The Contractor Responsibility Watch List, or CRWL, was created in the 2018 National Defense Authorization Act to give Space Systems Command the power to stop underperforming contractors from getting new contracts. Until today, the service has never confirmed if it has used the list.
The list “has absolutely worked as intended. We’ve seen significant improvement in performance and attention at the most senior levels of the corporation,” Garrant said. While Garrant didn’t name the company, he said the contractor works on high-priority space programs.

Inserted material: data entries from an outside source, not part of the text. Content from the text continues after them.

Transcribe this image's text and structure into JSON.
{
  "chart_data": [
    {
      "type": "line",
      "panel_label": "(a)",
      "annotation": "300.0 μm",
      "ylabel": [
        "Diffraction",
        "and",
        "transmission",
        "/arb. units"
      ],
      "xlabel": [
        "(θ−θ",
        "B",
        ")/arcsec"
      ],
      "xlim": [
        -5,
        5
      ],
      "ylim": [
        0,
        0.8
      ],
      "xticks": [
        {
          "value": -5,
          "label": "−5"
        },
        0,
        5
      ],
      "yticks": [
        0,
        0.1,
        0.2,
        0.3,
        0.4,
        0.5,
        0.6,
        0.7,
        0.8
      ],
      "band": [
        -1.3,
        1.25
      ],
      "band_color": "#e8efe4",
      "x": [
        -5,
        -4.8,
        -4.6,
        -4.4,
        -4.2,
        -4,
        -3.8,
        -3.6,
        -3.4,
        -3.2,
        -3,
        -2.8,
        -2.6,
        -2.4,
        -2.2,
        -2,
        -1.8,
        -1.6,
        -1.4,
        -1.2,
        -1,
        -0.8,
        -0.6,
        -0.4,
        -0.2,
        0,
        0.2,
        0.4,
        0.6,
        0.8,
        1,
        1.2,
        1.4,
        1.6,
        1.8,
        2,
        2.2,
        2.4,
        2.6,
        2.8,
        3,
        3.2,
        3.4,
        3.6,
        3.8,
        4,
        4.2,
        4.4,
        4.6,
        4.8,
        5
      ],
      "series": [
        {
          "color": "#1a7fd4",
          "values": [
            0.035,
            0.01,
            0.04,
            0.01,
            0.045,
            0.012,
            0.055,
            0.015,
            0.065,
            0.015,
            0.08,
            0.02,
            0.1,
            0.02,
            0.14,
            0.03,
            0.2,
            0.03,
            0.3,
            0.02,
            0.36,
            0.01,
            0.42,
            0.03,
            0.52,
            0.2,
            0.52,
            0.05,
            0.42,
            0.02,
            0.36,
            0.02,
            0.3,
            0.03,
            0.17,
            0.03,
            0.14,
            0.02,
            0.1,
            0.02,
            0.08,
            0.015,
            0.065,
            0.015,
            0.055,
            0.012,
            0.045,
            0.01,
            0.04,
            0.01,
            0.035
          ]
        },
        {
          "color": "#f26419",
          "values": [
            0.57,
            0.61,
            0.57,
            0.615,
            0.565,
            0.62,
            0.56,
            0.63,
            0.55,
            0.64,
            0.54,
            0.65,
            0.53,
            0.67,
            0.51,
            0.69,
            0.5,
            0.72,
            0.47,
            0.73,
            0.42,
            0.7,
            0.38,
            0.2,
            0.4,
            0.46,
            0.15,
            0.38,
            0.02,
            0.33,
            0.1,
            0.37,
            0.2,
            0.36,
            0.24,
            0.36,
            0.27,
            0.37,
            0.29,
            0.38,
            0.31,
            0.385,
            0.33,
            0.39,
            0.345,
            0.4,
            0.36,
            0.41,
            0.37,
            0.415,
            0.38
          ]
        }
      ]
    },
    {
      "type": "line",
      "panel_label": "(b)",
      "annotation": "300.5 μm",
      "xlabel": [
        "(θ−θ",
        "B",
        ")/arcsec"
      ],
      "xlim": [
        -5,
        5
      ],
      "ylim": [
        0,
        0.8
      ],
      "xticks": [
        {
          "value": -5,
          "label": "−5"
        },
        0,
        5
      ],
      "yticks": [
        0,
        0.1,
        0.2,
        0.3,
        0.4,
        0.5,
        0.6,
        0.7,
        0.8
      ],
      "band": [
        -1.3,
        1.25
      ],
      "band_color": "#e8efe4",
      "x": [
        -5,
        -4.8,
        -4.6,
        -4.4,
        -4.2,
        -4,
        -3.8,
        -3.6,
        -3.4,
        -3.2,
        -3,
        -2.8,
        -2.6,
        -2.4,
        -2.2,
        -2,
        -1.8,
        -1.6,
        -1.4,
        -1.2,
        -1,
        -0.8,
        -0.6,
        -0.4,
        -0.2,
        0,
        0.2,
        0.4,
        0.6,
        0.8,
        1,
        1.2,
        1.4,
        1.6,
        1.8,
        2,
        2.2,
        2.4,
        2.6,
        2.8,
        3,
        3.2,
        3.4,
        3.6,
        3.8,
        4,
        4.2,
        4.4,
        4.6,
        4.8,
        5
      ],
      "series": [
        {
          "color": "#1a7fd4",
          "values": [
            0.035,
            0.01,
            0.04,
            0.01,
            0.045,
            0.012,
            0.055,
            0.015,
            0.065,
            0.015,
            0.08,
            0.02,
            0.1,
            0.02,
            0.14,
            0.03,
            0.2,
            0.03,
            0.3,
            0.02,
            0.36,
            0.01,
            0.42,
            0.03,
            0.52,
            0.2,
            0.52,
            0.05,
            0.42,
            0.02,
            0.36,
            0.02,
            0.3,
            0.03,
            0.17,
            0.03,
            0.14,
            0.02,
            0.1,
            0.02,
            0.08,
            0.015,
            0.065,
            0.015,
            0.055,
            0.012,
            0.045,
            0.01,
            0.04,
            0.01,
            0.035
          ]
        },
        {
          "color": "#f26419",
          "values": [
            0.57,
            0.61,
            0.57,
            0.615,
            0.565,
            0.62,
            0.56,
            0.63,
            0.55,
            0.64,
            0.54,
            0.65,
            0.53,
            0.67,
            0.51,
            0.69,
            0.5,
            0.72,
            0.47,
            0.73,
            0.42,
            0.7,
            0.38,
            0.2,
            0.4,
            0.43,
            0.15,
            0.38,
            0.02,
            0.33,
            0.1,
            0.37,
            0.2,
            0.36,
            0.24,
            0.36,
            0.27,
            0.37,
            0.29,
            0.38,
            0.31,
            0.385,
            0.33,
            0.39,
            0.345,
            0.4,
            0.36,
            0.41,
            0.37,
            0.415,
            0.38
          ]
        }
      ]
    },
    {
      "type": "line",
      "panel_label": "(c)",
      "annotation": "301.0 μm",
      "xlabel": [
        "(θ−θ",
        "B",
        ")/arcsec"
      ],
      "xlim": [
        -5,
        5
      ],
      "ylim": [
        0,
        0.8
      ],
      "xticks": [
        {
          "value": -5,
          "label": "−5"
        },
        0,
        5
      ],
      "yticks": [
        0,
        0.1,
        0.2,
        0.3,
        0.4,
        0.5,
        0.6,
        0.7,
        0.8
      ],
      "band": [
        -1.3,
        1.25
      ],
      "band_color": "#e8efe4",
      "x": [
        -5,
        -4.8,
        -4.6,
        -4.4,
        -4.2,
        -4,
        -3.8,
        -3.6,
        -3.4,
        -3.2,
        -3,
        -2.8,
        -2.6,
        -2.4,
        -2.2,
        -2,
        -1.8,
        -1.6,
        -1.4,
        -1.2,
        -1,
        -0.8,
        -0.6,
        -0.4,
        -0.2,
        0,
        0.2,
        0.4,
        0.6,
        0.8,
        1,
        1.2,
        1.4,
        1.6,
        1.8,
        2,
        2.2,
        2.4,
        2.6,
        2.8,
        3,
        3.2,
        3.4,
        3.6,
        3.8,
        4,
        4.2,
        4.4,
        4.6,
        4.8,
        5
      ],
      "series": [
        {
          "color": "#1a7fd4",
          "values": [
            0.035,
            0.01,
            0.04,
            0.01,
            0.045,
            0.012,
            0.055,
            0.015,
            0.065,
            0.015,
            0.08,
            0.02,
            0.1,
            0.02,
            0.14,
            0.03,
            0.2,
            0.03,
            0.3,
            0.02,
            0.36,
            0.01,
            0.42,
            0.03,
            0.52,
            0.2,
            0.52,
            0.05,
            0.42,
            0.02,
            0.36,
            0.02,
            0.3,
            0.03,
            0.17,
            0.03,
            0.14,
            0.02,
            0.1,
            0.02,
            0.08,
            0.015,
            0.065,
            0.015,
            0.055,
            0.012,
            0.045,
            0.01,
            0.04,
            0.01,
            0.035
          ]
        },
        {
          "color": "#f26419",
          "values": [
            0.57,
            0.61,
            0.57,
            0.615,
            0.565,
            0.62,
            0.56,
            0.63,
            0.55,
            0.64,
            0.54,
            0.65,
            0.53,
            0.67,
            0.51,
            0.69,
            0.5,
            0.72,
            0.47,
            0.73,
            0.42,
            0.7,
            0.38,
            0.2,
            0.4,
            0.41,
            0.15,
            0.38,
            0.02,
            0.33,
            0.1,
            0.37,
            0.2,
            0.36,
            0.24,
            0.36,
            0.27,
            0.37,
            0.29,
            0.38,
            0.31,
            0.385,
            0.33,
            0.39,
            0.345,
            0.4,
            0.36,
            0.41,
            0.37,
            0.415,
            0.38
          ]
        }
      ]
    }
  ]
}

The service wants to expand the tool in the 2025 NDAA and move the authority to blacklist contractors to Air Force space acquisition chief Frank Calvelli. Calvelli has been known to publicly call out defense contractors for schedule delays, and has emphasized the need to hold industry accountable.
Once the authority is moved, Calvelli will likely use it “more frequently,” Garrant said.
Calvelli has been trying to address long-delayed “problem children” programs in the Space Force, including an RTX program called GPS Next Generation Operational Control Segment, or OCX, which are ground stations that will control the Pentagon’s constellation of GPS satellites, as well as an L3Harris space command-and-control system called Advanced Tracking and Launch Analysis System, or ATLAS.
The Space Force recently booted RTX from a contract to develop new missile warning and tracking satellites due to cost overruns and schedule problems—an example of how the service is keeping contractors accountable, Garrant said.
“[Calvelli] has talked a lot about holding people accountable, whether they’re in the government or in industry. Without particulars, in my tenure, we have relieved program managers that work for me, holding them accountable. I would offer that removing one of the industry partners was holding them accountable to what they proposed to us from a cost, schedule, performance perspective. That’s the indication,” he said.